The immense problem with this speculative theory is that it would necessarily mean that the conspirators (CIA, mob, etc.) made a decision to place the entire fate and success of their killing the president of the United States and getting away with it
completely
on the shoulders of the
completely
unreliable Lee Harvey Oswald—that they trusted him implicitly to do exactly what they told him to do, without the slightest deviation. Because if Oswald (who we know disliked taking orders from anyone) did not follow their orders exactly,
at the precise moment in time of the shooting in Dealey Plaza
by the real killer, some employee of the Book Depository Building might have seen Oswald at a place such as the lunchroom on the second floor, or walking on the stairs between the second and third floors, and so on. If so, this witness’s sighting of Oswald at the moment of the shooting, and without a rifle in his hands, would automatically eliminate Oswald as Kennedy’s killer. And with his exoneration, the whole patsy operation would be dead and the police would be in hot pursuit of the conspirators, not Oswald.
Indeed, even if Oswald did do exactly what he was instructed to do by his “handlers,” the conspirators would still have no assurance that one or more people would not see him at the exact moment of the shooting, again exonerating him of Kennedy’s murder and thereby killing the whole patsy plan.

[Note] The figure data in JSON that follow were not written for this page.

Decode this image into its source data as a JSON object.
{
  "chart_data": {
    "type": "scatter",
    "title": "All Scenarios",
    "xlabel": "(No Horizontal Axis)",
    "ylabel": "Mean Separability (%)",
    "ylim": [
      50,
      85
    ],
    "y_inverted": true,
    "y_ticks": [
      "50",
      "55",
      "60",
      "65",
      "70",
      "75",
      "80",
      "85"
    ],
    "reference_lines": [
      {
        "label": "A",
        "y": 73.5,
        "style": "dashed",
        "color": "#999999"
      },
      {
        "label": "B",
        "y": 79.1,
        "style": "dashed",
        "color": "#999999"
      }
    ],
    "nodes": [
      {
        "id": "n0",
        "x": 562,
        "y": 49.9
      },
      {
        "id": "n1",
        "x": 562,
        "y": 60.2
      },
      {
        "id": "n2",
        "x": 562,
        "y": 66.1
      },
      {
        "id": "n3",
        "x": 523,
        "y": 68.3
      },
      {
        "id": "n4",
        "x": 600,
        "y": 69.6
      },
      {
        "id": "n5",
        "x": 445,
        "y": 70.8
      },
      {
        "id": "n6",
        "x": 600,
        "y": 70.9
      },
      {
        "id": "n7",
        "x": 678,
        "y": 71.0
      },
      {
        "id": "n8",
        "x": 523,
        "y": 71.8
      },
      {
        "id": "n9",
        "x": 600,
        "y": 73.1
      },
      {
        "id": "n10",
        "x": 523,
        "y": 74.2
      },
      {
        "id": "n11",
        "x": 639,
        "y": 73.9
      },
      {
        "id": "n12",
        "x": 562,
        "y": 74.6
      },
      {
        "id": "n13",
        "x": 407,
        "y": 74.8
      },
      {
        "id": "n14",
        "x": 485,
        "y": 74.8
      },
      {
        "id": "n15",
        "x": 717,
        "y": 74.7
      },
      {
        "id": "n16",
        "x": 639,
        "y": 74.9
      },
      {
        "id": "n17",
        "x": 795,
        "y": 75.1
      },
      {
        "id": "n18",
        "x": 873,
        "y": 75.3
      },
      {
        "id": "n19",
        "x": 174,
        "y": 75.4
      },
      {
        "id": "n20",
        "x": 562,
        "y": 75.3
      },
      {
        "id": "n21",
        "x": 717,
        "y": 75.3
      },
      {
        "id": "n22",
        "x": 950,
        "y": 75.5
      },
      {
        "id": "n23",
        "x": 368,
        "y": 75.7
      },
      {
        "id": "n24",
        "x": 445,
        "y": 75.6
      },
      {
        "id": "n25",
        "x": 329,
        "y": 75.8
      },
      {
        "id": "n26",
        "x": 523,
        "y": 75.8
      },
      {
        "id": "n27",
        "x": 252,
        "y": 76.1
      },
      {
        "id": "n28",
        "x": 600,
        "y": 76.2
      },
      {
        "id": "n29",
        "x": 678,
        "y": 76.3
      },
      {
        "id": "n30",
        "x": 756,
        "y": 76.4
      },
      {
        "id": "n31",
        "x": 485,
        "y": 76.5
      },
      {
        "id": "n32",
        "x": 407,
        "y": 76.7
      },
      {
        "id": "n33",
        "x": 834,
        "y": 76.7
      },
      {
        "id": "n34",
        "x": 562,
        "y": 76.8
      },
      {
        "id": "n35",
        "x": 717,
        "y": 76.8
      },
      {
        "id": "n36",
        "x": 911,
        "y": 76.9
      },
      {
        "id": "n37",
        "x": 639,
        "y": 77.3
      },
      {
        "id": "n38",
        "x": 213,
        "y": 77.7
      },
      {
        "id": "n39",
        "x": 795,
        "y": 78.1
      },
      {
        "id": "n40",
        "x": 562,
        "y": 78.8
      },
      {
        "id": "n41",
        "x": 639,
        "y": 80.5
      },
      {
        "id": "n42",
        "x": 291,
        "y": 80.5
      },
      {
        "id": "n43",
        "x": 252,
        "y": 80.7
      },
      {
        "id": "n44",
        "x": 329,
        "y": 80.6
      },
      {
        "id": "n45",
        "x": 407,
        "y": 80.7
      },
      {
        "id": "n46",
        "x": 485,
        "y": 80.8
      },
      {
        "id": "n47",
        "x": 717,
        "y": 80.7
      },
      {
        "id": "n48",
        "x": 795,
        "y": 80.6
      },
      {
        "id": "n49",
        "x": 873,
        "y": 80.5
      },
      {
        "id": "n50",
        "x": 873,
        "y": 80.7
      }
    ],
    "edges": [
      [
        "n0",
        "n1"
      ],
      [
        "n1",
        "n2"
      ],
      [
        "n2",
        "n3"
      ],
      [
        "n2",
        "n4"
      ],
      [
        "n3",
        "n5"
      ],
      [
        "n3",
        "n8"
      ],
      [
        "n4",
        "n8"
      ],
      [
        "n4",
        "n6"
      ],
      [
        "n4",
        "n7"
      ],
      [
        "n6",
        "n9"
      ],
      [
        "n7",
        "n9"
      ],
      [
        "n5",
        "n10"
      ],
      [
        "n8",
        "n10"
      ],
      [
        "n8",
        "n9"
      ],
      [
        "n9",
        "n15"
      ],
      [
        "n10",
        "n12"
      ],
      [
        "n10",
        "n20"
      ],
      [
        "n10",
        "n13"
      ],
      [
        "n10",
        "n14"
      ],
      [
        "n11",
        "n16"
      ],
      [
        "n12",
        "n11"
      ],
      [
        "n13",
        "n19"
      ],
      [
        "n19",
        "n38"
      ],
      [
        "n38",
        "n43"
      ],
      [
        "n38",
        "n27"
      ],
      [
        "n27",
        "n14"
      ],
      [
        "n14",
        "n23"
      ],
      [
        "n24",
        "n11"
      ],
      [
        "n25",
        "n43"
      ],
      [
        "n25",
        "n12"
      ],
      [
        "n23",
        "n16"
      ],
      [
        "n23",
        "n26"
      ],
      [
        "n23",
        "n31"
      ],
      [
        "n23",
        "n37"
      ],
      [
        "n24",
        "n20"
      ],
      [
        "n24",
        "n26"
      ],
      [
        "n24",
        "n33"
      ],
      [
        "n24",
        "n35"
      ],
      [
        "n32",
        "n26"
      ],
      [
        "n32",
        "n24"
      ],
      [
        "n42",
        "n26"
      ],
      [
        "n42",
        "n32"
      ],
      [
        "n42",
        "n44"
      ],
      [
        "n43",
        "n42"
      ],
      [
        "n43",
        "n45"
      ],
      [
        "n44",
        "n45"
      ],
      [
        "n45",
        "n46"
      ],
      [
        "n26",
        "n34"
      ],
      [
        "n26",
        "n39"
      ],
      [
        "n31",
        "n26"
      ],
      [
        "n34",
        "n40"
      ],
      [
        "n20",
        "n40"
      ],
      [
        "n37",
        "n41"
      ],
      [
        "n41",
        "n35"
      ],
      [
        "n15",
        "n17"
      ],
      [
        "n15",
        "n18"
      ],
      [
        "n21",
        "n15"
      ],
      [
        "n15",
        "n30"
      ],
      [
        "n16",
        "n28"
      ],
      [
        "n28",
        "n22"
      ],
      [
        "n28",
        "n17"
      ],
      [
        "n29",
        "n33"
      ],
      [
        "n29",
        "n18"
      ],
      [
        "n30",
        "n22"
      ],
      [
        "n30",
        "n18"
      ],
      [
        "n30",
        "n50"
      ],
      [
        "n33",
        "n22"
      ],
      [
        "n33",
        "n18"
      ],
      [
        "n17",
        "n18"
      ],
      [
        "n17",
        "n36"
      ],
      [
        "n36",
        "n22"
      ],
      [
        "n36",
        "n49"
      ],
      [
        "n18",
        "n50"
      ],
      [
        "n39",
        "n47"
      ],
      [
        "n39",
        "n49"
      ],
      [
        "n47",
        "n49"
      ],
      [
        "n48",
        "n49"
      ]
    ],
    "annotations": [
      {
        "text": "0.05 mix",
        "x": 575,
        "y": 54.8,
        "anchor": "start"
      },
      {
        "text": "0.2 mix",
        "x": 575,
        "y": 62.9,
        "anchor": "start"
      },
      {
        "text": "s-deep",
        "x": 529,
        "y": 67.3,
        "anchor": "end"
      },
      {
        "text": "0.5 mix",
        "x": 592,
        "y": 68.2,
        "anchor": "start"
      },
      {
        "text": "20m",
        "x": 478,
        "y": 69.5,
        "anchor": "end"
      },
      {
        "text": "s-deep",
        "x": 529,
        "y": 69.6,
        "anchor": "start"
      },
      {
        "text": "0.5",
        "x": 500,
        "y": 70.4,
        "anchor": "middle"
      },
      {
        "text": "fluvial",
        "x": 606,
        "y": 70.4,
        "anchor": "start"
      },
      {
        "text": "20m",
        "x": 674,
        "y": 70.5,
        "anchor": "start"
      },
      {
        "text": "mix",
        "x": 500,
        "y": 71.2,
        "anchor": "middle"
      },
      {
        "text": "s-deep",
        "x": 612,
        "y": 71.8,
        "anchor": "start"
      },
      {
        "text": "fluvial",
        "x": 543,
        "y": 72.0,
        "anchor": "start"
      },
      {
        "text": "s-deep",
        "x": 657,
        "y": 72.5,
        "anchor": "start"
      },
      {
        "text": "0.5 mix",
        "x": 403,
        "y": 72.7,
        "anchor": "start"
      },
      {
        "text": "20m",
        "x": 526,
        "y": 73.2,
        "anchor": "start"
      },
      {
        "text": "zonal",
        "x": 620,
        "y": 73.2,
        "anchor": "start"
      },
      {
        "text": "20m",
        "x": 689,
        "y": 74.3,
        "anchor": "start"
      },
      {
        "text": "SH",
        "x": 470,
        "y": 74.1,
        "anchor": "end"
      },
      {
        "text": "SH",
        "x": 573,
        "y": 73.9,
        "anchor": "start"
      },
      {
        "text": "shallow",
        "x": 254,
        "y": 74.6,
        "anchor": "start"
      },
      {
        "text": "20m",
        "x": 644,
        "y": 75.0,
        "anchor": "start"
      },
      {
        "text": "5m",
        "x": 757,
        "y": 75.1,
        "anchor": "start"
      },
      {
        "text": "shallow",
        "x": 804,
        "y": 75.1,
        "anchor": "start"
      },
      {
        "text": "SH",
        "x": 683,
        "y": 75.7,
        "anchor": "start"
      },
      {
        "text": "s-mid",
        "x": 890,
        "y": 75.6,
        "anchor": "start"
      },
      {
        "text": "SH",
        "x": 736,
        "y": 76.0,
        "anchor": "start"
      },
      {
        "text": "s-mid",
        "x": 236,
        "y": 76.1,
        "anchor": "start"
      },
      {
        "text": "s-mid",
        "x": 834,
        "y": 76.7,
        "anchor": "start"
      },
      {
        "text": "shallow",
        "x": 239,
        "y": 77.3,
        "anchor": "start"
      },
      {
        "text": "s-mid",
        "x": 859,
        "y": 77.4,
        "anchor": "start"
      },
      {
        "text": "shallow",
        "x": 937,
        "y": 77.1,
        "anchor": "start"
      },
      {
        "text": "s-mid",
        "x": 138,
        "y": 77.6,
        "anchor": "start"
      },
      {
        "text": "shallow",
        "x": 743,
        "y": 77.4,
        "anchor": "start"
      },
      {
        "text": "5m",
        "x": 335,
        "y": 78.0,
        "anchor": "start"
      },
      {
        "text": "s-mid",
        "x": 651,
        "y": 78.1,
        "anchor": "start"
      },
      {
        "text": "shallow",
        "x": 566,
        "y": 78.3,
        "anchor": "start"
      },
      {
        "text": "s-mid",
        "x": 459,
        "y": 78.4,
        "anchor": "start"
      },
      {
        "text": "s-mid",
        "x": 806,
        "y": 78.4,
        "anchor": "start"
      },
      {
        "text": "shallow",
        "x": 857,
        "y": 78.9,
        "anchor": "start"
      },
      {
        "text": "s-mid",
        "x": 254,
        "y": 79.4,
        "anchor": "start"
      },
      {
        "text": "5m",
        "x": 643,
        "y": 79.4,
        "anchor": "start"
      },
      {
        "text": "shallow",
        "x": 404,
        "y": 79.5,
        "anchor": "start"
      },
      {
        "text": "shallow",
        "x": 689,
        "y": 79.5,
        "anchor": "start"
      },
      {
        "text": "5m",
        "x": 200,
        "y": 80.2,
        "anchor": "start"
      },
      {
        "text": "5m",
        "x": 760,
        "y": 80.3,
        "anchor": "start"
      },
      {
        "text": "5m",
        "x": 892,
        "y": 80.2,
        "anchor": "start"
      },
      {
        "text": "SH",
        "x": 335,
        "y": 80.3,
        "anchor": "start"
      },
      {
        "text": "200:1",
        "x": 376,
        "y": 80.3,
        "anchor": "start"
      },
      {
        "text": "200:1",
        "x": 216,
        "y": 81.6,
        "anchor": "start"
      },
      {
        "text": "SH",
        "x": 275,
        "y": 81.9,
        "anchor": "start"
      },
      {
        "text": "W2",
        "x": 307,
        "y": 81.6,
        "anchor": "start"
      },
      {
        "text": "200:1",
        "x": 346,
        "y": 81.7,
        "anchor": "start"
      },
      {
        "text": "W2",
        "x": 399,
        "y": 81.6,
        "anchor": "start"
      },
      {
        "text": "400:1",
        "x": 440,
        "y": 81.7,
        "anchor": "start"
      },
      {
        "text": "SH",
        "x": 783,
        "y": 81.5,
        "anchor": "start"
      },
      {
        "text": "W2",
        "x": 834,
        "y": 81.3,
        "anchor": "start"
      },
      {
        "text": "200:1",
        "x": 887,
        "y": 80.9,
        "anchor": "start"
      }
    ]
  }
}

Likewise, how could the conspirators possibly know that some employee or employees of the Book Depository Building wouldn’t see the
actual
killer of Kennedy at the sixth-floor window? I mean, we know that three Book Depository Building employees watched the motorcade pass by from the fifth-floor windows. What if they had watched it from the sixth floor? They would have seen the true killer, and again, Oswald wouldn’t be a patsy and the conspirators would be on the run from the authorities.